Adıyaman Cumhuriyet İlkokulu’ndan Yıkım Kararı: CHP Uzmanından Milli Eğitim Bakanına Soru Önergesi
Milli Eğitim Bakanı’na Yöneltilen Sorular
CHP Genel Başkan Yardımcısı Suat Özçağdaş, Adıyaman’daki Cumhuriyet İlkokulu’nun yıkım kararı ve öğretmen atamaları konusunda Milli Eğitim Bakanı Yusuf Tekin’e önemli sorular yöneltti. Özçağdaş, okul için daha önce yapılan güçlendirme çalışmalarının ardından yıkım kararının alınmasını eleştirdi.

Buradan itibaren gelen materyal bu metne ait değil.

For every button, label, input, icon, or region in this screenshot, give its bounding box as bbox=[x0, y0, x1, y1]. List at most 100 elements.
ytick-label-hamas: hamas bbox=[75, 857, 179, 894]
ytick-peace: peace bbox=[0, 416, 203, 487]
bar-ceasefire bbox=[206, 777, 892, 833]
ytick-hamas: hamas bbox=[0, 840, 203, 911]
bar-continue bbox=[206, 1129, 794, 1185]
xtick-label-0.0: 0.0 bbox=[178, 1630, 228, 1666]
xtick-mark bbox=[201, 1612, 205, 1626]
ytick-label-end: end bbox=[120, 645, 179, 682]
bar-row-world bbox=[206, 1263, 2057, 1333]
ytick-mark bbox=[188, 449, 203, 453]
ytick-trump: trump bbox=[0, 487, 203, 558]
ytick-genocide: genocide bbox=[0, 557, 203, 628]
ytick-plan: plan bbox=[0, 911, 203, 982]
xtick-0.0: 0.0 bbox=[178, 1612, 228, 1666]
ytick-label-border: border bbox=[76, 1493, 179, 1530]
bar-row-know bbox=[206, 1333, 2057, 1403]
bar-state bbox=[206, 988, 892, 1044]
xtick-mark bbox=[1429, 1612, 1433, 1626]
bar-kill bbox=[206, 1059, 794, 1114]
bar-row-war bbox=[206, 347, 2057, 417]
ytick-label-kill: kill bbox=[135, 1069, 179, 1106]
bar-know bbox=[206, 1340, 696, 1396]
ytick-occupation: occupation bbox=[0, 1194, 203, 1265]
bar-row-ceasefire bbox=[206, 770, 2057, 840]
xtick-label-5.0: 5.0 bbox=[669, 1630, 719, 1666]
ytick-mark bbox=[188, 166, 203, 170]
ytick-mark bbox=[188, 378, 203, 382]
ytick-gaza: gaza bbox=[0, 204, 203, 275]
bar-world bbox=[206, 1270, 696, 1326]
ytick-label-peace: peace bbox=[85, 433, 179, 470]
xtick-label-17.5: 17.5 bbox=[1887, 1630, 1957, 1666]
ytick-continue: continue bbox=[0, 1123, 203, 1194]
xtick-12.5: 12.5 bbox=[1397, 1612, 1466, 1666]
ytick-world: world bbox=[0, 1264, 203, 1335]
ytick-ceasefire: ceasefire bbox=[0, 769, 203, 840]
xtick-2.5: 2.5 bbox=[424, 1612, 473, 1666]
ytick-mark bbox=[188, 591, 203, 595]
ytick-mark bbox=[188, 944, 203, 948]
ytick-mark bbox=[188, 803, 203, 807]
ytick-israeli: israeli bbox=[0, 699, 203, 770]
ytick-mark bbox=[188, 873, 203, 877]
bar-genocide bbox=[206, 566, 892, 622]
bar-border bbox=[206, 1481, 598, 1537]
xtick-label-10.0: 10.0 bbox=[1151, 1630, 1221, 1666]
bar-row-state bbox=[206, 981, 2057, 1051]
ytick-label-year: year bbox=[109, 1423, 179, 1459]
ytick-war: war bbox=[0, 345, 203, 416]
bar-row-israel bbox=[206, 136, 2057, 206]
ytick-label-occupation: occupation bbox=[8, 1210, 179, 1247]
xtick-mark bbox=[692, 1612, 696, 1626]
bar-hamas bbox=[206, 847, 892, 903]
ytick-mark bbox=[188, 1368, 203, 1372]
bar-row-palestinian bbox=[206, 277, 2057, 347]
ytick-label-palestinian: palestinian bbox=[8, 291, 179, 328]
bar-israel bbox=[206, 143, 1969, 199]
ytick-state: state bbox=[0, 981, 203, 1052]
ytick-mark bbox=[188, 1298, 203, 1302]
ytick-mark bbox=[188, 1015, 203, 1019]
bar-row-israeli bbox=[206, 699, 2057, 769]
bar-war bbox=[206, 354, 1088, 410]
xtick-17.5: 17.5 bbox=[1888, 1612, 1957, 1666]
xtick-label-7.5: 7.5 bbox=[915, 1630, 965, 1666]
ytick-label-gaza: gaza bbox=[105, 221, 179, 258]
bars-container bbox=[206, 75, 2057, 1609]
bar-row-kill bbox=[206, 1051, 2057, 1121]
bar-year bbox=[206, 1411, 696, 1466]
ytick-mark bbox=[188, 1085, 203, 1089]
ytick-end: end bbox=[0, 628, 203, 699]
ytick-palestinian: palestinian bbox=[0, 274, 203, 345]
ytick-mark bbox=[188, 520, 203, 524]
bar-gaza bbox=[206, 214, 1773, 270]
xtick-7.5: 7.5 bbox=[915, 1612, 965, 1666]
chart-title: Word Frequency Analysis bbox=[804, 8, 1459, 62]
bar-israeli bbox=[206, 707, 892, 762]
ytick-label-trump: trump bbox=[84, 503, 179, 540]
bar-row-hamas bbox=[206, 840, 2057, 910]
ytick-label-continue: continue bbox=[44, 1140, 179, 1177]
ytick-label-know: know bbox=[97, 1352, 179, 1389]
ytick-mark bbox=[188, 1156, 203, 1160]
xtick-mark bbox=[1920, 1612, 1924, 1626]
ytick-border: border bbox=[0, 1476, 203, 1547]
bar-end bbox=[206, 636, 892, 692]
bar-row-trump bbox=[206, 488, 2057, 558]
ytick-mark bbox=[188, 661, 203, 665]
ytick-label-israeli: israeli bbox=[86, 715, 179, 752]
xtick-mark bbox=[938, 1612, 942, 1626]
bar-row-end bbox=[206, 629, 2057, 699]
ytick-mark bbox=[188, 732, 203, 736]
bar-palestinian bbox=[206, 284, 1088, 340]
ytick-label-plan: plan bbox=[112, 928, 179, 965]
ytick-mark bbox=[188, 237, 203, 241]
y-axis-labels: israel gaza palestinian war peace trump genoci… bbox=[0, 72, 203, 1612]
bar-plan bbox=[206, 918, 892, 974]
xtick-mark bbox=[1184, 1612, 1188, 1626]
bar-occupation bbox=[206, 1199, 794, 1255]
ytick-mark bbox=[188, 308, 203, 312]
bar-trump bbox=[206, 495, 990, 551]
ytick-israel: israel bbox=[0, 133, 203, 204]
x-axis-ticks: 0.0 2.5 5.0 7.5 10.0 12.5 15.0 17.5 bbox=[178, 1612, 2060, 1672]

Yıkım Kararı ve Kamu Kaynaklarının Ziyanı
Özçağdaş, "Cumhuriyet İlkokulu için geçmişte milyonlarca lira harcanarak güçlendirme çalışması yapılmış olmasına rağmen, kısa süre sonra okul hakkında yıkım kararı alınmış mıdır?" şeklindeki sorusuyla kamu kaynaklarının zarar gördüğüne dikkat çekti. Bu yıkım kararı, eğitimdeki planlamaların sorgulanmasına yol açıyor.
Öğretmen Atamalarındaki Sorunlar
CHP’li Özçağdaş, ayrıca Adıyaman’da öğretmen atamalarının planlanırken ihtiyacın üzerinde atama yapıldığını belirtti. "Uzun yıllardır ilde görev yapan öğretmenler norm fazlası ilan edilerek ilçe ve köylere resen atandığı iddiaları doğru mudur?" ifadeleri, MEB yönetmeliklerine ve öğretmenlerin özlük haklarına da ışık tutmaktadır.
Okul Ziyareti Çağrısı
Özçağdaş, Bakan Tekin’e Adıyaman’daki okul ziyaretleri kapsamında Cumhuriyet İlkokulu’nu da görmesi için çağrıda bulundu. "Eğitim sizin bahsettiğiniz gibi güllük gülistanlık mı yoksa bir beka sorunu haline mi gelmiş?" diyerek bu meselenin ciddiyetine dikkat çekti.
Öğretmenlerin Norm Fazlası Durumu
Özçağdaş, "Adıyaman’da bu yıl norm fazlası duruma düşerek resen ataması yapılan öğretmen sayısı kaçtır?" sorusunu sordu. Bu durum, öğretmenlerin durumunu, ek ders olanaklarını ve eğitim kalitesini ciddi şekilde olumsuz etkileyebilir.
Sonuç Olarak
Suat Özçağdaş’ın yönelttiği bu sorular, sadece Adıyaman’daki özel bir durumu değil, genel eğitim sistemindeki sorunları da gözler önüne sermektedir. Eğitimdeki kaynak yönetimi, öğretmen atamaları ve okul güvenliği konuları, toplumumuzun en önemli gündem maddeleri arasında yer alıyor. Bu durumun üstesinden gelmek için acil ve etkin çözümler gerekmektedir. MEB’in bu kritik meseleleri dikkate alması ve mutlak şeffaflıkla yanıt vermesi, eğitim camiasının güvenini yeniden inşa etmesine yardımcı olabilir.